After activating Dependabot across 20 repositories, we received 156 individual pull requests within 24 hours. The grouping configuration we set up -- which should have consolidated minor/patch updates into a single PR per repo -- worked for minor/patch but failed silently for major version bumps due to a known, unresolved Dependabot bug (dependabot/dependabot-core#14202). Every major bump got its own PR. Merging them required serial processing with conflict resolution as each merge triggered cascading rebases on the remaining PRs in the same repo.

Renovate (renovatebot.com) solves every pain point we hit:

  • Grouping that works. One PR per repo for ALL GitHub Actions updates -- minor, patch, and major combined. The 156-PR flood would have been 20 PRs.
  • Built-in automerge. No custom workflow needed. Set automerge: true in config and passing updates merge themselves. Branch-level automerge skips PR creation entirely for silent updates.
  • Central config. One renovate-config repo manages all 20+ repositories. Change it once, every repo inherits. No more maintaining 20+ separate dependabot.yml files.
  • Auto-SHA-pinning. The helpers:pinGitHubActionDigests preset automatically converts tag references to SHA pins, and helpers:githubDigestChangelogs adds commit-to-commit diff links for pinned actions.

Renovate is free for both public and private repos (hosted GitHub App), supports 100+ package ecosystems in a single config file, and can coexist with Dependabot during migration. The setup cost is ~4 hours (without “help” 😉); the ongoing maintenance cost is near zero.

If you are starting fresh, use Renovate. If you already have Dependabot, the migration is straightforward: install the Renovate app, merge the auto-generated onboarding PRs, validate for a day, then remove your dependabot.yml files.

Automate Your Own Audit

After completing the manual audit across our 20 repos, we built a deterministic scanner to codify everything we learned: Sentinel. It is a pure-Ruby CLI that checks GitHub Actions workflows against 21 security dimensions. No AI, no external dependencies -- just pattern matching against the same rules we applied by hand.

Point it at any repo or GitHub org:

bin/sentinel --org your-org

bin/sentinel owner/repo

bin/sentinel --local /path/to/checkout

It outputs findings by severity (critical, high, medium, low) with line numbers, the offending code, and a specific fix recommendation for each finding. Exit code 1 if any critical or high finding is present, so you can gate CI on it.

We calibrated the scanner against six high-profile public repos (vercel/next.js, facebook/react, microsoft/vscode, nodejs/node, ionic-team/ionic-framework, carloscuesta/gitmoji) and found real issues in all of them:

  • facebook/react: ${{ github.triggering_actor }} interpolated directly in a run: block (shell injection via malicious GitHub username)
  • vercel/next.js: Two curl | sh installer scripts without integrity checks (wasm-pack and fnm)
  • microsoft/vscode: Same curl | sh pattern for rustup
  • nodejs/node: The gold standard -- zero unpinned actions, permissions on every workflow; only finding was missing job-level timeout-minutes

The scanner differentiates first-party actions (actions/*, maintained by GitHub) from third-party actions. Unpinned first-party actions are medium severity; unpinned third-party actions are critical. This eliminates the noise that makes other scanners impractical -- 164 first-party unpinned findings in React at medium severity, not critical, alongside the 2 actually-critical shell injection findings.
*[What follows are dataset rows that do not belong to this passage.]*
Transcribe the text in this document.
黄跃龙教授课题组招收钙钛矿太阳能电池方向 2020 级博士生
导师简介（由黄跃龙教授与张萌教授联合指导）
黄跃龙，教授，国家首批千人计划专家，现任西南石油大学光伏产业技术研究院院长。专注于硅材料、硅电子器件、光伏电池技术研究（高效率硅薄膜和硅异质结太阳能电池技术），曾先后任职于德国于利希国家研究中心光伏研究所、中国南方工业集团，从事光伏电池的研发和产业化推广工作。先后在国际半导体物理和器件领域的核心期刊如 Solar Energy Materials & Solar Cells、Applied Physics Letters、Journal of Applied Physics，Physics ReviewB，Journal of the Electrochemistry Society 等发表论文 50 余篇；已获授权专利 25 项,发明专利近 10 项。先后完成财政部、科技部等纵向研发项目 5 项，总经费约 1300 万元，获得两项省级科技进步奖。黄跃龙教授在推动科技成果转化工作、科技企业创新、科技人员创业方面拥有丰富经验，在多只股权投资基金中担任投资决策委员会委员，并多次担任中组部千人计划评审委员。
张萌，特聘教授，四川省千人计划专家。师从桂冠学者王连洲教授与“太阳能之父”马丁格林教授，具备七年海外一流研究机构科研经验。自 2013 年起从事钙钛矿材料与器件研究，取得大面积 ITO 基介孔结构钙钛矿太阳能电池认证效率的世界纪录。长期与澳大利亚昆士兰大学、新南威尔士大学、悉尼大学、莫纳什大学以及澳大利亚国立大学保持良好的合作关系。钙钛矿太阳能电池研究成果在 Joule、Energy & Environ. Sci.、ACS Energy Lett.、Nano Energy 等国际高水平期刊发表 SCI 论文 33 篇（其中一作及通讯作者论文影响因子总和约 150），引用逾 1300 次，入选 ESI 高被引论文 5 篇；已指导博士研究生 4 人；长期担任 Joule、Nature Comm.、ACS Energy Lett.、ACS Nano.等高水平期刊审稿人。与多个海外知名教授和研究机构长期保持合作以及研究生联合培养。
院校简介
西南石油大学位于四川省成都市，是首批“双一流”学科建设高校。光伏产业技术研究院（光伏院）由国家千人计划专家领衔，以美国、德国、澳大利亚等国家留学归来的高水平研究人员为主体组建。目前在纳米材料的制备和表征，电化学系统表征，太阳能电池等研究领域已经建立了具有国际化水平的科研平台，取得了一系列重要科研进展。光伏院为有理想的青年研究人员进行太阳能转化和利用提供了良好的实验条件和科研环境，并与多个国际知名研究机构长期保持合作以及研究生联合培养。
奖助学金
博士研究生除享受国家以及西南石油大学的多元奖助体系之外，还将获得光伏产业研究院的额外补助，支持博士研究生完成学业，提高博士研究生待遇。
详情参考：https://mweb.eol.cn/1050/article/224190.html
Every rule from the checklist above is encoded in the scanner. Run it against your repos. Fix what it finds. Add it to CI. Then the checklist enforces itself.

Closing

This is not a one-time effort, but the ongoing cost is low. Automated dependency management (whether Renovate or Dependabot) keeps SHA pins current. zizmor catches regressions in new workflows. The initial hardening across 20 repositories was four days of concentrated work. Maintenance since then has been approving the occasional major-version update PR. The hard part is doing it the first time. After that, the tooling maintains itself.